The national index, which surveys property valuers, fund managers and analysts on a scale where 5.0 represents neutral sentiment, recorded declines across all five major states and all four tracked asset classes for the first time since the survey's inception.

The drop follows the RBA's February and March cash rate increases, the latter lifting the cash rate to 4.1 per cent.

API chief economist Dr Sherman Chan says the interest rate outlook has overtaken constrained supply as the dominant concern weighing on the property sector.

“The property story has changed quickly in 2026," says Chan.

"For the past several years, constrained supply has been the dominant force in the market.

"Following the February and March cash rate increases, the interest rate outlook has now become the biggest drag on confidence across the property sector.”

Industrial property remained the strongest-performing asset class with an index reading of 6.8, buoyed by sustained e-commerce demand and logistics investment, though it too declined from the prior quarter.

Residential dropped a full point to 6.2, while office fell to 4.6, reflecting persistent hybrid working patterns and elevated vacancy rates in CBD markets.

Retail slipped below the neutral threshold of 5.0 for the first time, recording a reading of 4.9 as consumer spending pressures from higher borrowing costs fed through to tenant demand expectations.

By state, Western Australia continued to lead the nation at 7.8 but posted the sharpest absolute decline, falling from 9.0 in the first quarter as the mining investment cycle showed signs of moderating.

Queensland recorded 7.0, South Australia 6.9, Victoria 5.5 and New South Wales 5.2 - with the two largest state economies approaching the neutral line.

API chief economist Dr Sherman Chan       

Chan says structural factors are providing a floor beneath sentiment even as cyclical headwinds intensified.

“The housing supply crisis has not gone away," she says.

"The ongoing lack of new and existing housing supply, continued population growth and the federal government’s 5 per cent deposit scheme are still exerting upward pressure on residential prices even as confidence falls.

"Sentiment is soft, but the fundamentals remain supported by structural undersupply."

The RBA's Monetary Policy Board, in its March statement, cited Middle East conflict-driven inflation pressures, rising short-term inflation expectations and greater capacity pressures in the economy as justification for the 25 basis point increase in the cash rate to 4.1 per cent.

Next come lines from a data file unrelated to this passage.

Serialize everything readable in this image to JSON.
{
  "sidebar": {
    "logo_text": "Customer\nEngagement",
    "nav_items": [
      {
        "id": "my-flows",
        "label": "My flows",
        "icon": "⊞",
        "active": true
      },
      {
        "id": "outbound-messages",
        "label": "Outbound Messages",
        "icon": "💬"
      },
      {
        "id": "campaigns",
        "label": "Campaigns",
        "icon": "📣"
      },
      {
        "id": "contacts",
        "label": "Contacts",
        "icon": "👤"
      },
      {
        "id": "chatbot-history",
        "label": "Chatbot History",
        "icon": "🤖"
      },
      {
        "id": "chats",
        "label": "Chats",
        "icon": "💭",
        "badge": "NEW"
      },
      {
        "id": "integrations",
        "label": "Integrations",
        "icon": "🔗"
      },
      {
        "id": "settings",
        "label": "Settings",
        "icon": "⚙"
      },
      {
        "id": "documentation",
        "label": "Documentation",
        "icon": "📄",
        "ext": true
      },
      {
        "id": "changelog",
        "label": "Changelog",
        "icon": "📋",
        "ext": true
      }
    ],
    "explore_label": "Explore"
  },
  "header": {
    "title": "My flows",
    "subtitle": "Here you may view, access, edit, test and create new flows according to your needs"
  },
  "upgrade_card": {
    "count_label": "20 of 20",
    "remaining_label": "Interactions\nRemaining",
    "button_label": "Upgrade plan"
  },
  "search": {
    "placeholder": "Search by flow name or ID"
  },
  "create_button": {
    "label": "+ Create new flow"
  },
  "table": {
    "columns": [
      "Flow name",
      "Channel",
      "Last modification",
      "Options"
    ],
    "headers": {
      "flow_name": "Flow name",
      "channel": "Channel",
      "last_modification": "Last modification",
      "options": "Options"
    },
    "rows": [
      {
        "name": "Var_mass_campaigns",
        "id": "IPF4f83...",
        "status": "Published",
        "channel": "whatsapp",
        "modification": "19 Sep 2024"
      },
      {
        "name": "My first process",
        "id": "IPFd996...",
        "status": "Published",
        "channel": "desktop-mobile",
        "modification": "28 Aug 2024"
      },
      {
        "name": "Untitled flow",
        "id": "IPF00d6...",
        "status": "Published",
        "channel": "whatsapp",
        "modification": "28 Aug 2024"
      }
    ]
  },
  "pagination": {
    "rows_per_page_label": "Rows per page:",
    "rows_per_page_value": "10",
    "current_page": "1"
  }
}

Property valuers surveyed in the API index also cite weakening job market conditions as a key risk to the outlook, though official labour market data paints a more resilient picture.

The Australian Bureau of Statistics has reported unemployment steady at 4.3 per cent in March, with 18,000 jobs added to the economy on a net basis.

Full-time employment rose by 53,000 positions, partly offset by a 35,000 decline in part-time roles - a compositional shift that suggests employers continue to invest in permanent headcount even as broader confidence softens.

Chan says the disconnect between labour market data and on-the-ground sentiment reflects forward-looking concerns among property professionals rather than current conditions.

“Recovery will require greater certainty on a few fronts: some resolution of the Middle East conflict and its effect on fuel supply; a clearer signal from the RBA on the rate path; and evidence that structural opportunities, particularly in industrial property, are generating real activity," she says.

"Businesses may need to maintain a degree of optimism because the fundamentals in several sectors are stronger than the sentiment numbers suggest.”